Ce nouveau projet s'inscrit dans le cadre de l'école privée Saint Joseph de la Copechagnière, où l'agence a été sollicitée pour repenser et embellir la cour. Une démarche collaborative a ainsi été initiée, réunissant autour de la table parents d'élèves aux compétences variées paysagistes, menuisiers et charpentiers afin de co-construire le projet. L'agence Histoire de Jardins a ainsi été mandatée pour mener une étude d'embellissement axée principalement sur la cour des maternelles, avec un double objectif de végétalisation et de désimperméabilisation. Pour concrétiser cette vision, la réalisation a été pensée de manière partagée, répartie entre les chantiers participatifs des parents d'élèves et les interventions des professionnels.

Concepteurs

  • Histoire de Jardins

Commune

  • LA COPECHAGNIERE

Maître(s) d'ouvrage(s)

  • OGEC Ecole Saint Joseph

Thèmes

  • Aménagement

Année de réalisation

2023

Surface(s)

2300m² de surface aménagée dont 270m² bâti

Coûts

Environ 30 000€ HT

Documents

À l’issue d’une phase de co-conception menée avec les enseignants et les enfants, l’aménagement s’est appuyé sur la topographie naturelle du site, orientée vers le fond de cour, pour repenser l’évacuation et l’infiltration des eaux pluviales. Ce fond de cour a ainsi été redessiné en courbes souples pour intégrer des zones de plantation et s’articule autour de plusieurs « chambres vertes » aux thématiques variées :

La chambre de l’exploration : dédiée à l’accueil d’une végétation spécifique afin de favoriser le retour de la biodiversité et de la faune locale.

La chambre créative : centrée autour d’un bac à sable aux formes normées – facilitant sa couverture quotidienne par l’équipe pédagogique –, joliment bordé par un jeu de rondins épousant la courbe du lieu.

La chambre sensorielle : conçue comme un espace d’expérimentation tactile grâce à la diversité des revêtements proposés aux enfants.

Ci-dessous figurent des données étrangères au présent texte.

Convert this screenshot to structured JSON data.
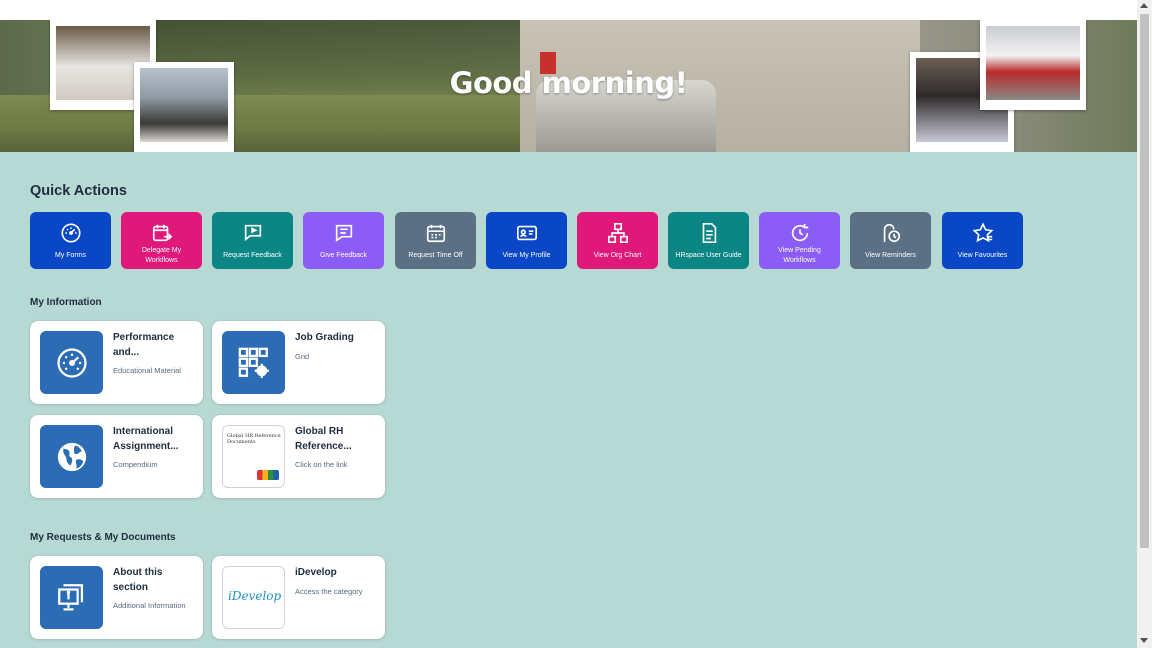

La chambre de l’imaginaire : pensée comme un espace libre propice à la créativité, accueillant des cabanes en saule tressé ainsi qu’un mobilier récupéré et façonné à partir de palettes (bancs et tables).

La chambre de détente : naturellement abritée par la canopée de grands tilleuls existants, enrichie d’une végétation densifiée et pourvue de mobilier spécifique pour le repos.

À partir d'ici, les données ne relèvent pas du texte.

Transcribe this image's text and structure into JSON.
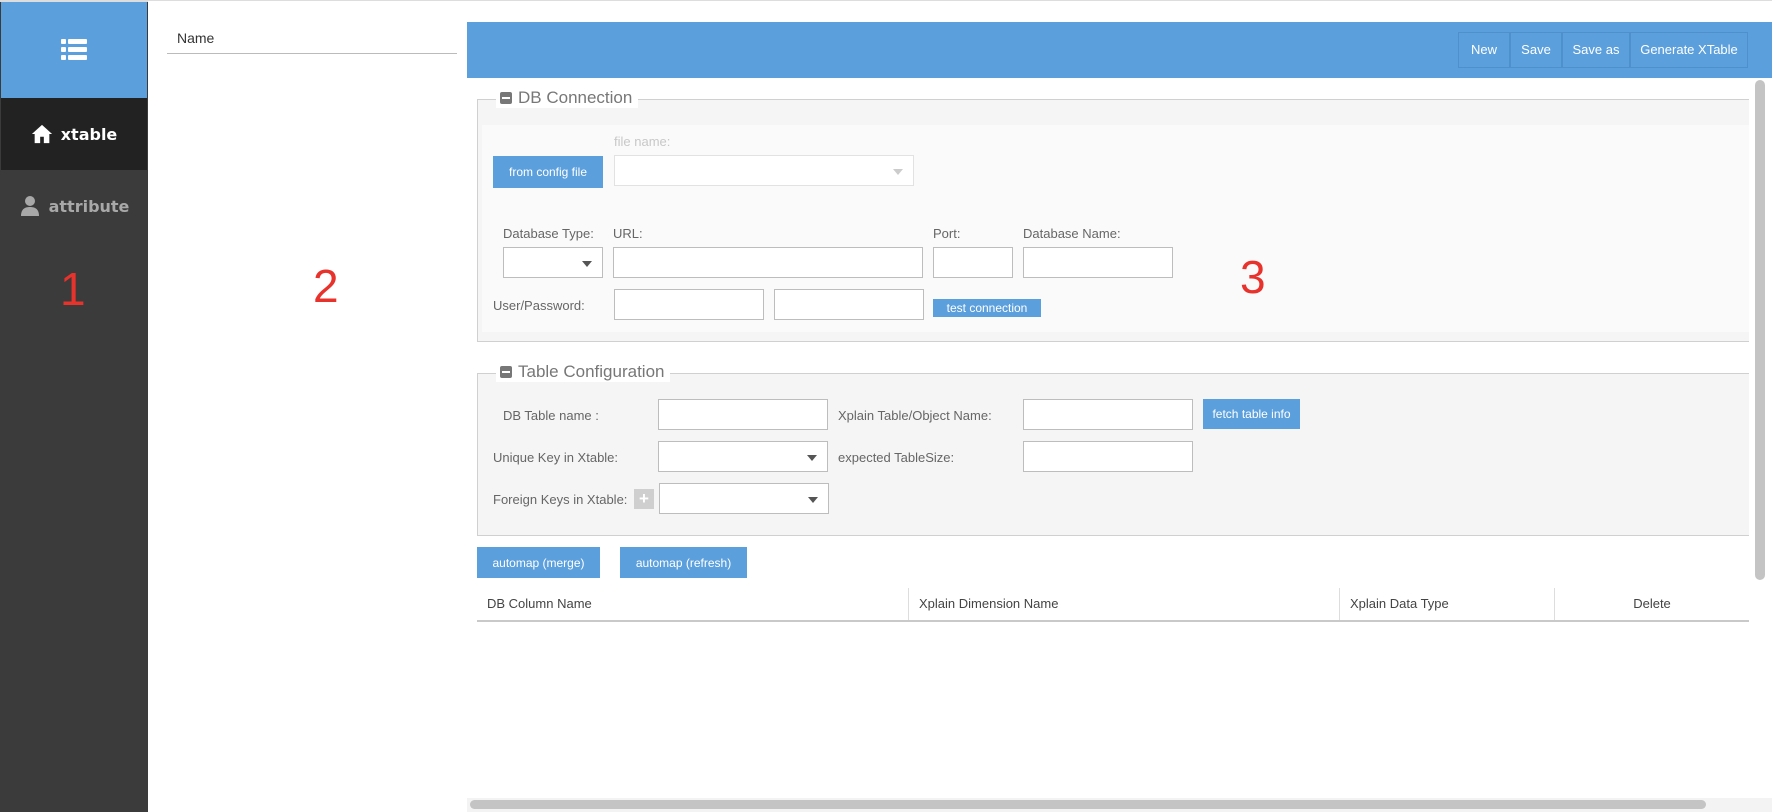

La chambre sportive : située en transition près de l’abri à vélos, elle intègre un revêtement en enrobé concassé rythmé suggérant le jeu type marelle, invitant les élèves à prolonger leurs parcours moteurs.

La chambre verte centrale (ou « rotule ») : véritable pivot du projet autour duquel s’enroule le circuit existant des tricycles. Cet îlot central apporte une dimension verticale et ludique grâce à l’intégration d’une buse que les enfants peuvent traverser ou enjamber, créant un lien transversal entre toutes les ambiances.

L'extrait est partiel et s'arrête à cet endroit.